Here is something I struggle with: I don’t want to give those attention-mongers in Gainesville one iota of additional publicity. This is a meaningless stunt, and it’s a tiny, fringe group of people behind it. Yet some things are so egregious that they must be answered with action. I know folks who are going to donate $1 to Park 51 for every Qur’an burned. Others are scheduling a “read the Qur’an” day. I’m considering a pastoral letter to the congregation asking people to consider similar actions on the anniversary of 9/11.

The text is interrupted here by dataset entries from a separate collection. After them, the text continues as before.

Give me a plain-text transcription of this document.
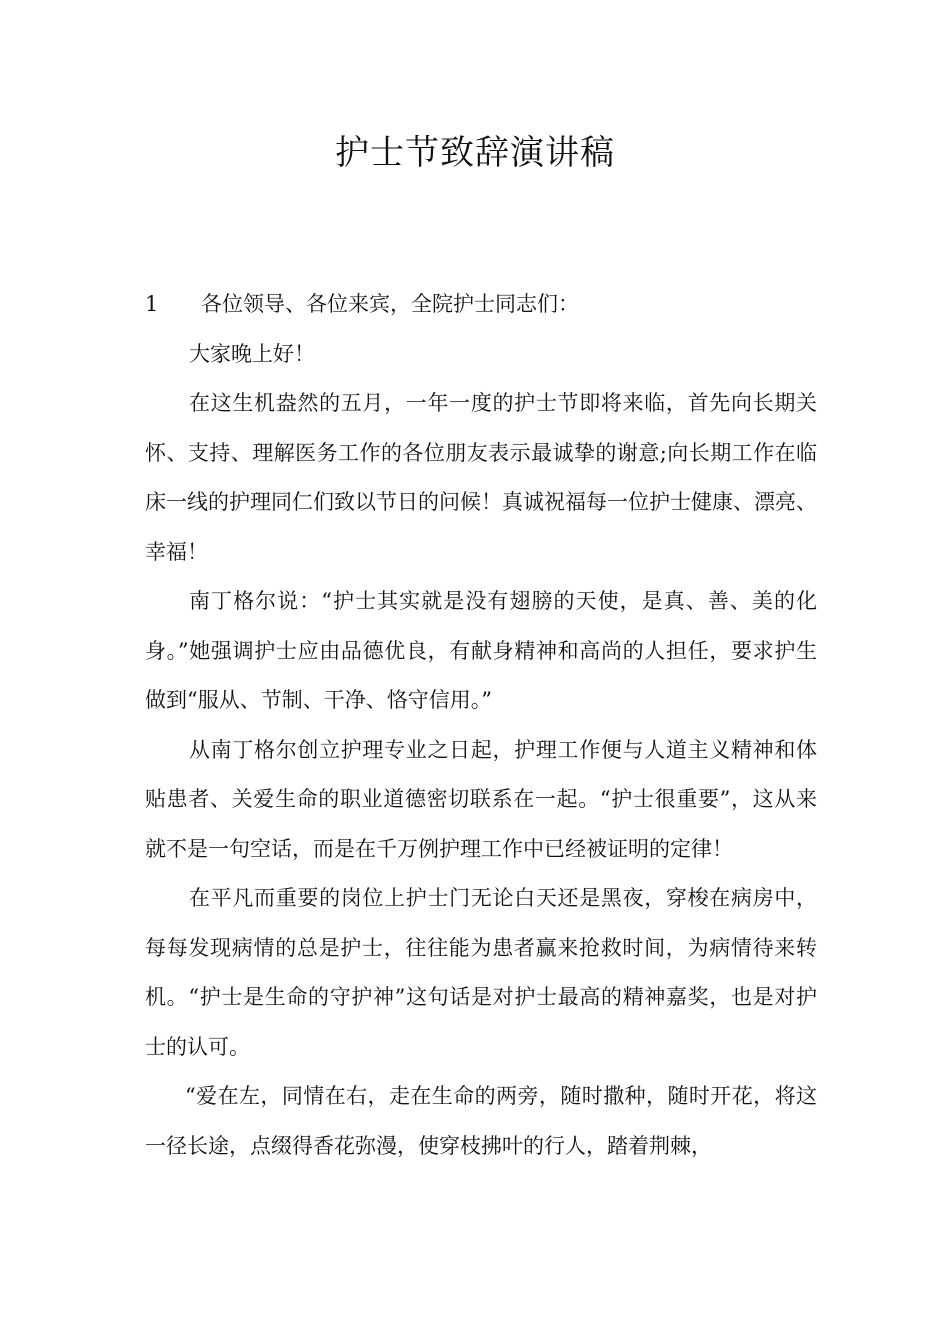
护士节致辞演讲稿

1 各位领导、各位来宾，全院护士同志们：

大家晚上好！

在这生机盎然的五月，一年一度的护士节即将来临，首先向长期关怀、支持、理解医务工作的各位朋友表示最诚挚的谢意;向长期工作在临床一线的护理同仁们致以节日的问候！真诚祝福每一位护士健康、漂亮、幸福！

南丁格尔说：“护士其实就是没有翅膀的天使，是真、善、美的化身。”她强调护士应由品德优良，有献身精神和高尚的人担任，要求护生做到“服从、节制、干净、恪守信用。”

从南丁格尔创立护理专业之日起，护理工作便与人道主义精神和体贴患者、关爱生命的职业道德密切联系在一起。“护士很重要”，这从来就不是一句空话，而是在千万例护理工作中已经被证明的定律！

在平凡而重要的岗位上护士门无论白天还是黑夜，穿梭在病房中，每每发现病情的总是护士，往往能为患者赢来抢救时间，为病情待来转机。“护士是生命的守护神”这句话是对护士最高的精神嘉奖，也是对护士的认可。

“爱在左，同情在右，走在生命的两旁，随时撒种，随时开花，将这一径长途，点缀得香花弥漫，使穿枝拂叶的行人，踏着荆棘，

How do we thread this needle?

I wrote on a friend’s blog this week, in response to a different topic:

Karl Barth once preached an entire hour-long sermon in the 1930s to a group of German pastors without once mentioning Hitler. He was accused of being irresponsible, but he said, “Hitler is a nothing. I am called to preach Christ crucified.” …Hitler is not a “nothing,” but Barth’s point is, we sure can get blown off course… And we can get mired in the pointless kerfuffles that don’t ultimately matter. I think it’s time to stop talking about Glenn Beck, for example. We’ve said our piece and will continue to preach social justice and it’s time to move on.

Hitler was not a pointless kerfuffle, of course. But are we going to let the fanatics define what we say and do? Talk about being blown about by every wind of doctrine! (Ephesians 4)

The tension is this: When must we stand up and say, “No,” and when does standing up and pointing at the thing we’re condemning increase the attention to (and thus legitimize) the fanatics?